Contact: Enass Abo-Hamed & Dr. Roger Coulston, Chemistry
Mentor: John Hunter
The hydrogen economy has huge potential but has so far not yet reached reality. Visions of the future range from large-scale hydrogen power stations to tiny fuel cells powering mobile electronic devices, to mid-size hydrogen engines for vehicles.
The main problem and limitation of the hydrogen economy is one of energy transport – hydrogen fuel is difficult, dangerous and costly to transport, even when compared to hydrocarbon-based fuels. However, it has some major advantages – in particular it is a clean energy source that is non-polluting and can be produced from widely-available resources.
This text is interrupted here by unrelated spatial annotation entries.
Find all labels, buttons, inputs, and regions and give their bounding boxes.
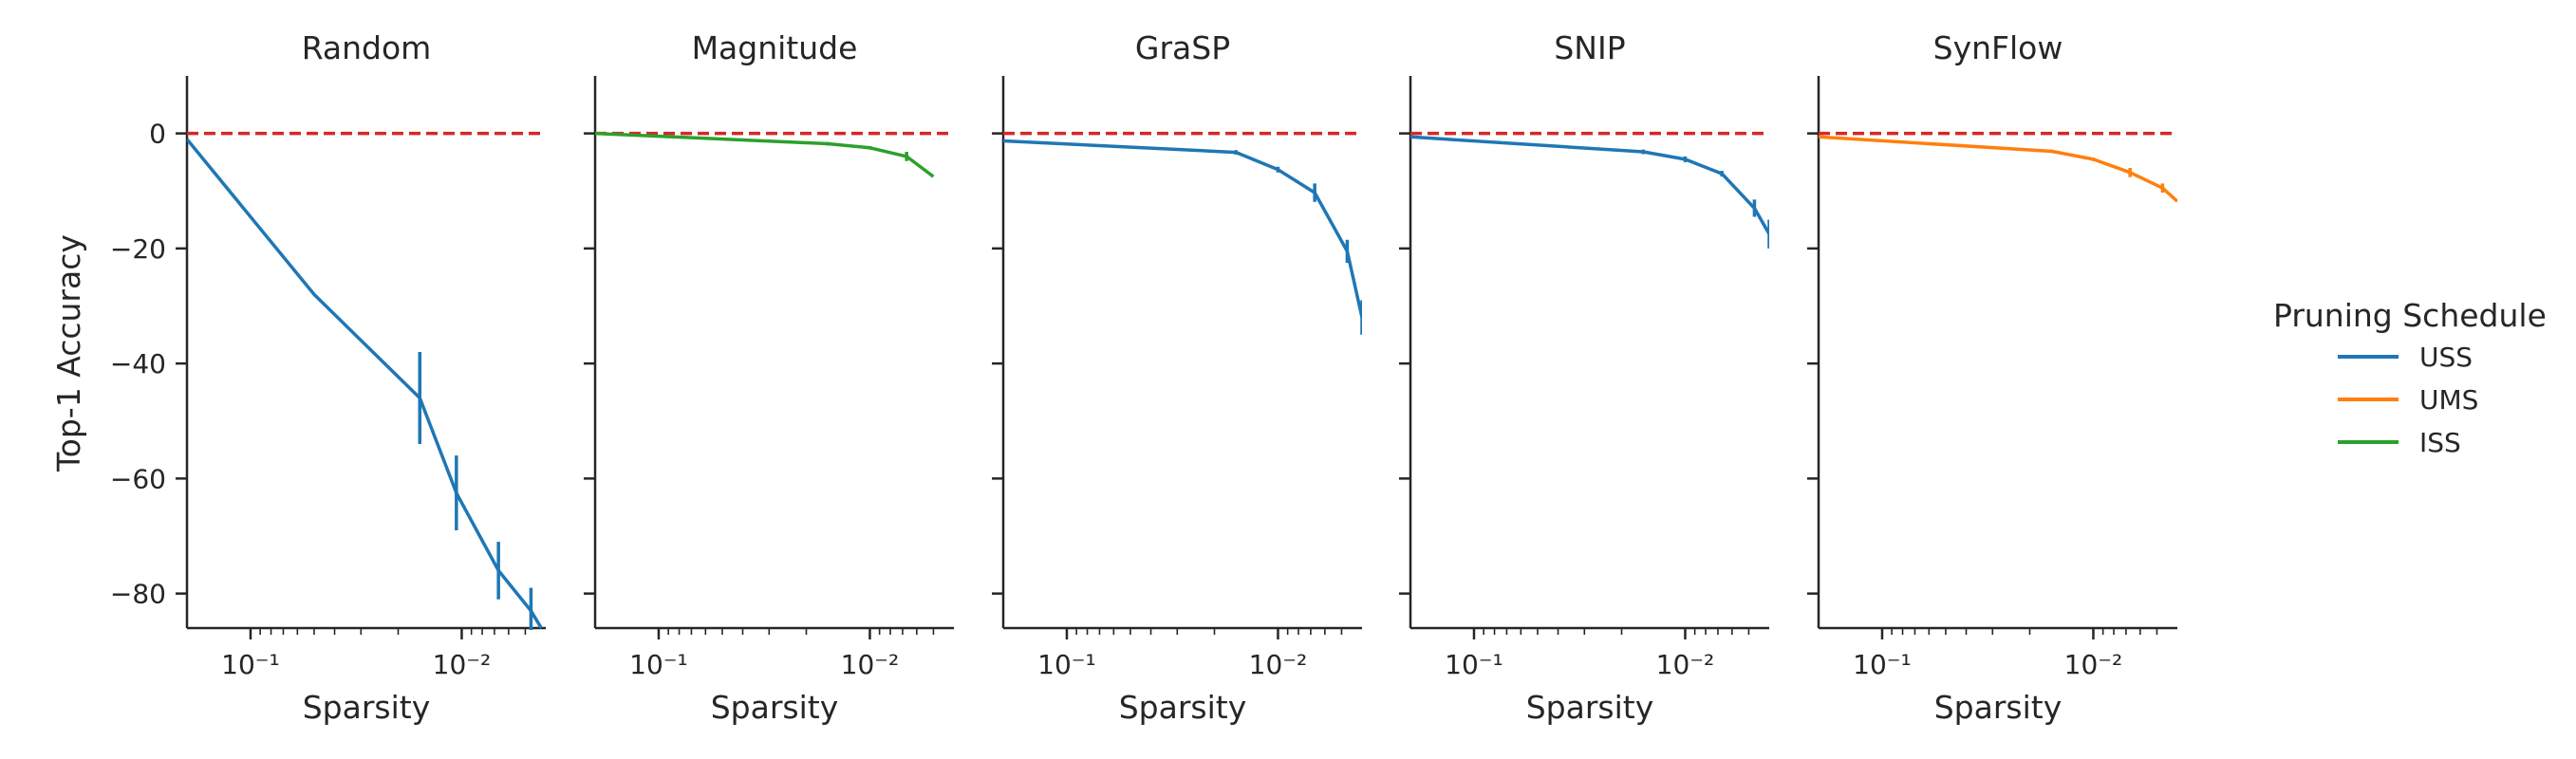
x-axis-label: Sparsity (711, 689, 839, 726)
plot-area (1410, 135, 1769, 249)
x-tick-label: 10⁻¹ (1445, 649, 1503, 680)
panel-title: SynFlow (1933, 29, 2063, 66)
x-tick-label: 10⁻¹ (1853, 649, 1912, 680)
panel-title: GraSP (1135, 29, 1230, 66)
y-tick-label: −60 (110, 463, 166, 494)
x-axis-label: Sparsity (1526, 689, 1654, 726)
panel-title: SNIP (1554, 29, 1625, 66)
plot-area (187, 138, 543, 630)
x-tick-label: 10⁻¹ (629, 649, 688, 680)
legend-label-ums: UMS (2419, 384, 2478, 416)
y-tick-label: −80 (110, 579, 166, 610)
x-tick-label: 10⁻¹ (1037, 649, 1096, 680)
plot-area (595, 131, 935, 178)
x-tick-label: 10⁻² (2064, 649, 2123, 680)
panel-title: Magnitude (692, 29, 858, 66)
plot-area (1819, 135, 2177, 203)
y-tick-label: −40 (110, 348, 166, 380)
series-line-iss (595, 131, 935, 178)
x-tick-label: 10⁻² (841, 649, 900, 680)
x-tick-label: 10⁻² (433, 649, 492, 680)
x-tick-label: 10⁻¹ (221, 649, 280, 680)
x-axis-label: Sparsity (1934, 689, 2063, 726)
series-line-ums (1819, 135, 2177, 203)
y-tick-label: −20 (110, 233, 166, 265)
legend-label-uss: USS (2419, 342, 2473, 373)
legend-label-iss: ISS (2419, 427, 2461, 458)
x-axis-label: Sparsity (1119, 689, 1247, 726)
x-tick-label: 10⁻² (1656, 649, 1715, 680)
plot-area (1003, 139, 1362, 335)
y-tick-label: 0 (149, 119, 166, 150)
series-line-uss (1410, 135, 1769, 235)
series-line-uss (187, 138, 543, 629)
legend: Pruning Schedule USS UMS ISS (2273, 297, 2547, 458)
x-axis-label: Sparsity (303, 689, 431, 726)
panel-title: Random (302, 29, 432, 66)
x-tick-label: 10⁻² (1249, 649, 1308, 680)
series-line-uss (1003, 139, 1362, 318)
y-axis-label: Top-1 Accuracy (50, 234, 87, 472)
legend-title: Pruning Schedule (2273, 297, 2547, 334)
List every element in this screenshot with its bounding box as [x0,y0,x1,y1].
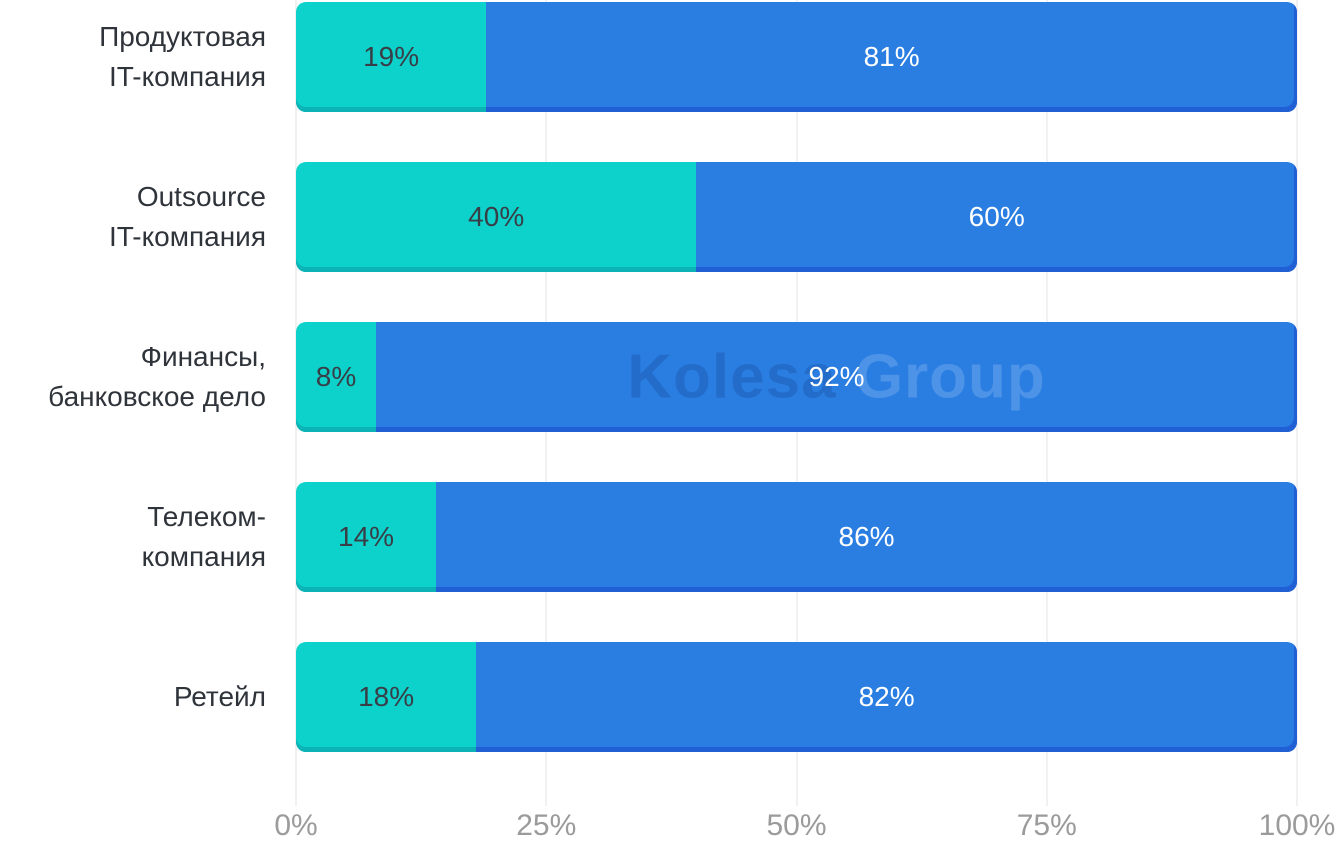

The research team at the Chemistry Department have developed metal nanoparticles specifically to produce hydrogen gas in a safe and controllable way from ammonia borane. Ammonia borane is a solid material that is non-combustable (so is compact and safe to transport) and rich in hydrogen. The system of ammonia borane and metal nanoparticles provides a mobile and controllable hydrogen reactor, producing hydrogen gas on demand, wherever and whenever it is needed.
The question for the i-Team is how can mobile and portable hydrogen reactors be used, and who might need them? They can provide remote sources of power, or perhaps produce hydrogen for other uses too, potentially impacting a wide range of architectural, engineering and chemical engineering projects.